More information about the new apps, which are rolling out to users over the next few days, can be found at the Chromecast home page, wrote Wasson. "To start casting from these apps, make sure you have the latest versions for Android or iOS, or use Chrome to cast from your laptop," she added.
VEVO lets viewers watch music videos and VEVO original content, while Red Bull.TV delivers content from sports to music to lifestyle entertainment, according to Google. Songza delivers music content to users, while Plex organizes a user's media content so they can watch or listen to it anywhere, according to Google.
PostTV is a service of The Washington Post newspaper, delivering video about news, entertainment and more, while Viki provides foreign language content that ranges from Korean dramas to Japanese anime and movies, as well as telenovelas and more, according to Google.
The RealPlayer Cloud gives users the capability of watching their personal video collections via their televisions, sans wires.
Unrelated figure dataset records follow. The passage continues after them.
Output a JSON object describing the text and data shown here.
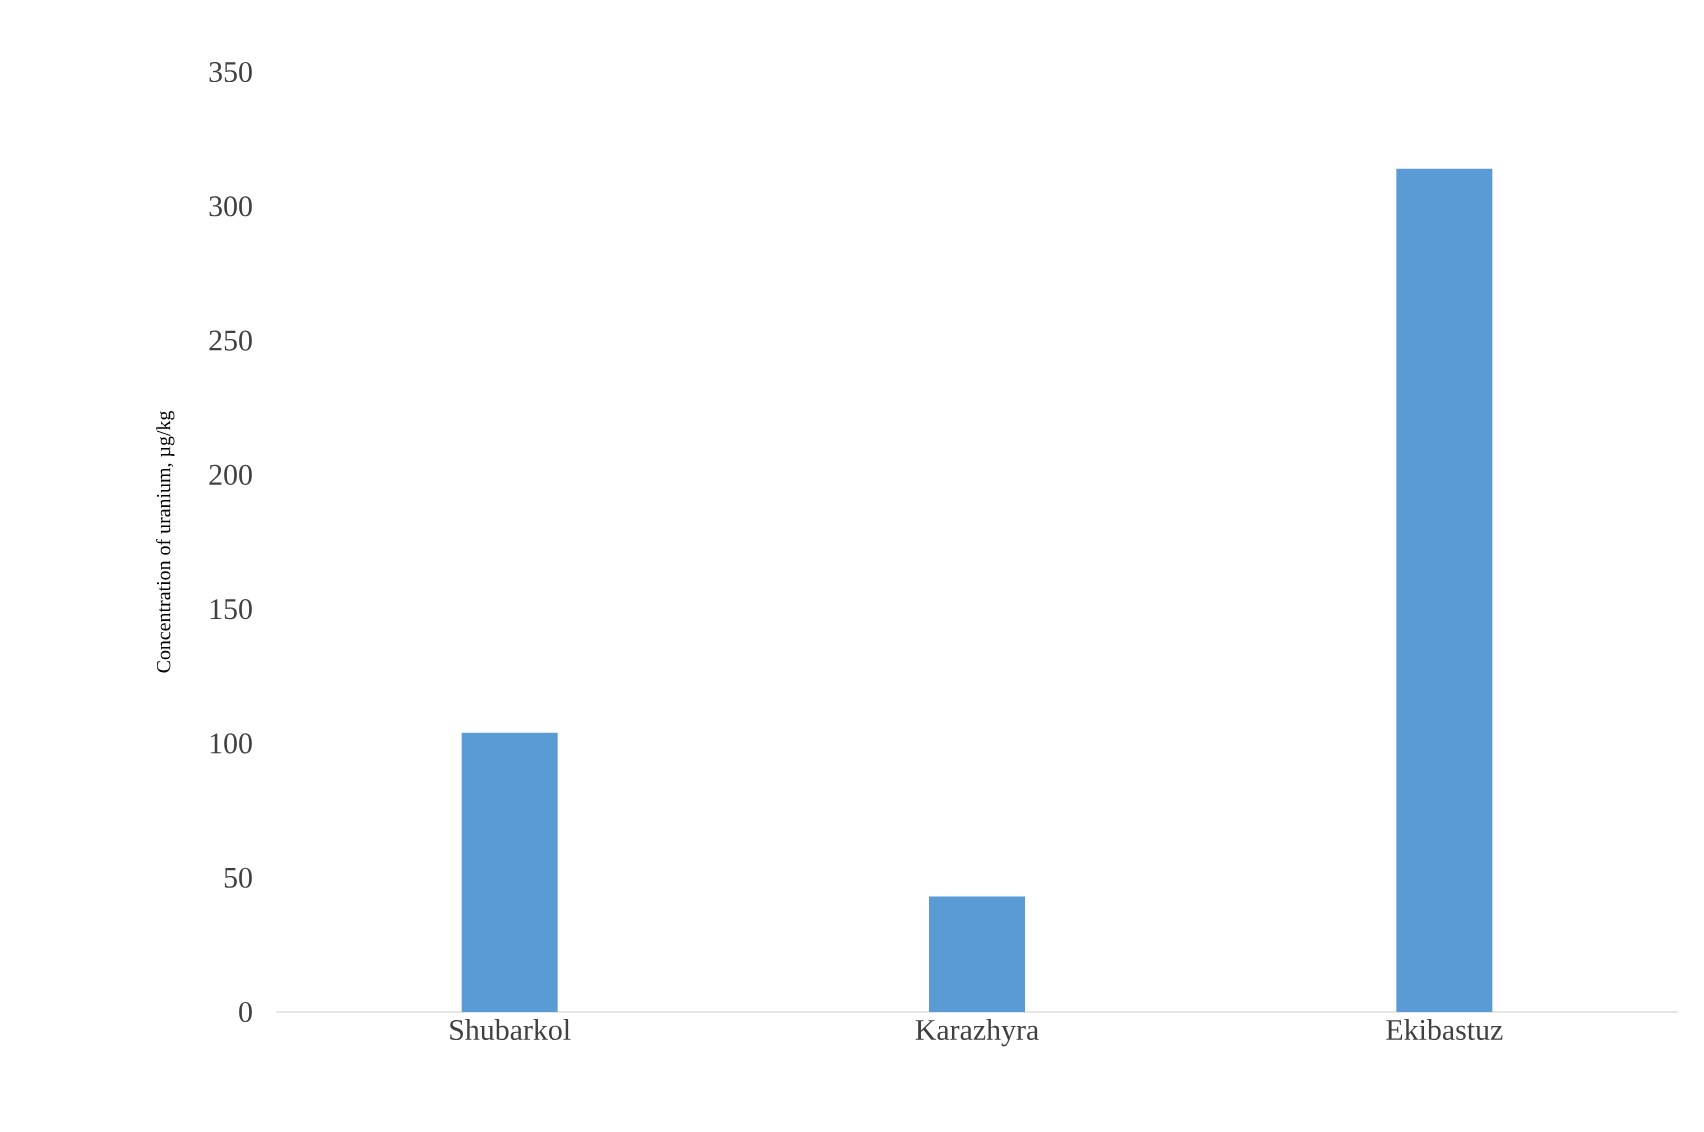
{
  "chart_data": {
    "type": "bar",
    "ylabel": "Concentration of uranium, µg/kg",
    "categories": [
      "Shubarkol",
      "Karazhyra",
      "Ekibastuz"
    ],
    "values": [
      104,
      43,
      314
    ],
    "color": "#5b9bd5",
    "ylim": [
      0,
      350
    ],
    "yticks": [
      0,
      50,
      100,
      150,
      200,
      250,
      300,
      350
    ]
  }
}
In October, Chromecast added support for Hulu Pro service to its expanding array of included services for users. That move meant that Hulu Plus subscribers can now use the Chromecast dongle to tune in to their favorite TV shows on their mobile or other devices. Chromecast users have to subscribe to Hulu Plus at $7.99 per month to receive the content, as they have to do with other subscription-based services that are supported by Chromecast. The $35 TV dongle went on sale July 25.
Chromecast is a phone- and tablet-controlled dongle that puts new convenience, and Google, into the television-viewing experience. Chromecast plugs into the High Definition Multimedia Interface (HDMI) slot on an HDTV, enabling users to direct video content to the TV via a smartphone, tablet or PC, whether it's running an operating system from Google, Apple or Microsoft. Plus, while the phone is busy "casting," it can still be used for other things, like emailing.
Chromecast works with Netflix, YouTube, Google Play Movies & TV, Google Play Music and, soon, more apps, like Pandora. Content is cast from the cloud to the TV—a user's smartphone or tablet essentially becomes the remote control making this happen.
The debut of Chromecast was marred somewhat shortly after its release when a 90-day free Netflix promotion that was included in the purchase of the dongles was quickly ended after overwhelming demand by consumers. The free promotion for three months of Netflix for new and existing users of the service only had a set number of vouchers for use. The quick demise of the special Netflix freebie led to some disappointed consumers who placed online orders for the devices after the free subscriptions were gone.
The Chromecast device is the company's first offering in a fast-growing, increasingly complex market in which Amazon and Netflix are now developing original "television" content. Apple currently offers the $99 Apple TV, which enables users to watch content on their television from iOS devices, as well as from iTunes and content sources such as Netflix, Hulu Plus, YouTube and Vimeo.
The Chromecast devices have been receiving monthly software updates from Google to improve performance, reliability and security as part of the company's regular release cycles.